Twana lay on her belly and covered her head with her forearms. The redhead crawled over her and moved off with the rush of boots and sneakers. Someone stepped on the small of Twana’s back. She ignored the pain and curled up. She couldn’t stand up in the rumble. She couldn’t even move from her position. She’d heard about people dying under the trampling feet of frenzied fans. She’d always wondered why someone in such a situation wouldn’t just stand up and move with the flow. Now she understood. If Twana even uncurled from her defensive posture, she felt that those feet, those pumps, those boots, those heels, those sandals, would all come down on her. They would break her bones and leave her dead. She felt she had a better chance of surviving if she remained right where she lay, curled in a fetal position on the sidewalk.

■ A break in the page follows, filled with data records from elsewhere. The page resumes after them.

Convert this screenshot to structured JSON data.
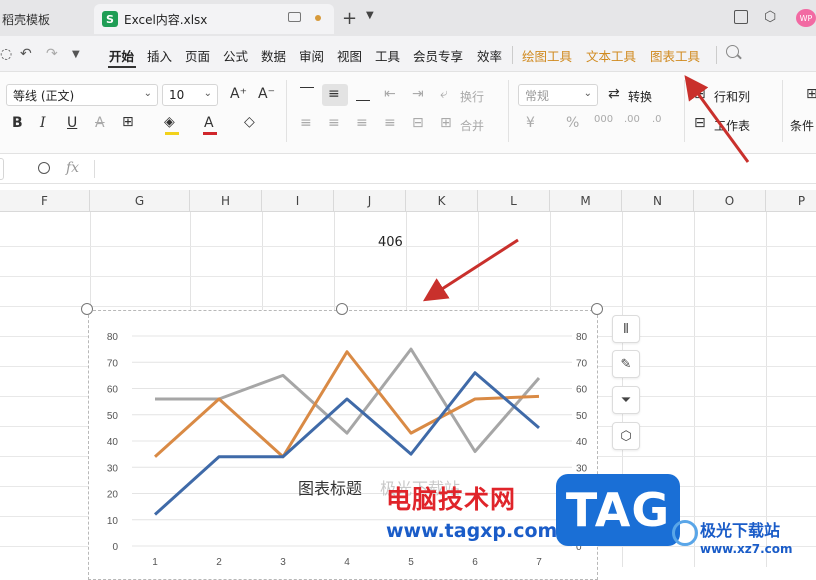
{
  "tabs": [
    {
      "label": "稻壳模板"
    },
    {
      "label": "Excel内容.xlsx",
      "badge": "S"
    }
  ],
  "tab_controls": {
    "add": "+",
    "more": "⌄"
  },
  "avatar": {
    "label": "WP"
  },
  "menu": {
    "items": [
      "开始",
      "插入",
      "页面",
      "公式",
      "数据",
      "审阅",
      "视图",
      "工具",
      "会员专享",
      "效率"
    ],
    "contextual": [
      "绘图工具",
      "文本工具",
      "图表工具"
    ],
    "active": "开始"
  },
  "ribbon": {
    "font_name": "等线 (正文)",
    "font_size": "10",
    "wrap_label": "换行",
    "merge_label": "合并",
    "number_format": "常规",
    "convert_label": "转换",
    "rows_cols_label": "行和列",
    "worksheet_label": "工作表",
    "conditional_label": "条件",
    "grow_font": "A⁺",
    "shrink_font": "A⁻",
    "bold": "B",
    "italic": "I",
    "underline": "U",
    "strike": "A"
  },
  "formula_bar": {
    "fx": "fx"
  },
  "columns": [
    "F",
    "G",
    "H",
    "I",
    "J",
    "K",
    "L",
    "M",
    "N",
    "O",
    "P"
  ],
  "cell_value": "406",
  "chart_data": {
    "type": "line",
    "title": "图表标题",
    "categories": [
      "1",
      "2",
      "3",
      "4",
      "5",
      "6",
      "7"
    ],
    "ylim": [
      0,
      80
    ],
    "yticks": [
      "0",
      "10",
      "20",
      "30",
      "40",
      "50",
      "60",
      "70",
      "80"
    ],
    "secondary_y": true,
    "grid": true,
    "series": [
      {
        "color": "#3f6aa8",
        "values": [
          12,
          34,
          34,
          56,
          35,
          66,
          45
        ]
      },
      {
        "color": "#d98a45",
        "values": [
          34,
          56,
          34,
          74,
          43,
          56,
          57
        ]
      },
      {
        "color": "#a6a6a6",
        "values": [
          56,
          56,
          65,
          43,
          75,
          36,
          64
        ]
      }
    ]
  },
  "side_tools": [
    "chart-elements-icon",
    "chart-style-icon",
    "chart-filter-icon",
    "chart-settings-icon"
  ],
  "watermark": {
    "overlay_text": "极光下载站",
    "brand_cn": "电脑技术网",
    "url": "www.tagxp.com",
    "tag": "TAG",
    "site_name": "极光下载站",
    "site_url": "www.xz7.com"
  },
  "colors": {
    "accent": "#d08a1f",
    "arrow": "#c9302c"
  }
}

Twana felt something beneath her, a small lump against her sternum. She worked her hand up underneath her weight and grabbed the little mass. She dragged it out from beneath her and moved it to where she could get a better look. When she finally recognized the thing for what it was, her lips pursed together and she issued a little mousy chirp. She felt bile rise from her belly and threaten to shoot out onto the concrete. She held a severed finger, its meaty end puckered with red tissue. She dropped the little member and curled away from it. But then, something entered her mind, a memory that felt foreign in the rush of the panicked crowd. The finger had a birthmark just below the second knuckle, a birthmark shaped like a heart.

“It can’t be,” Twana said out loud and worked her way around so she could get a better look at the finger. Her suspicions proved correct. There, as plain as day, was the birthmark in question, shaped like a heart. She remembered reading an issue of Teen Bo a few weeks back about signature nuances of pop stars. She’d been particularly drawn to Bieber. When the reporter had asked him to disclose something about himself, something that nobody knew, Bieber had confessed about an odd birthmark on his left ring-finger, just under the second knuckle, shaped like a heart. Twana had stored the interesting fact in a vault of almost limitless trivia she had filed in her mind about Bieber.

She put the severed appendage in her hip pocket and wrangled to a defensive turtle-shell position, working against the mash of fleeing feet. She no longer worried about being trampled by hundreds of Bieber fans. She just haunched there, her hands over her head to protect her from the clomping, her face curled up into a grin. She’d come only to touch Bieber’s hair; but she’d done much better than that; she’d caught Bieber’s finger and nobody would ever take it away from her.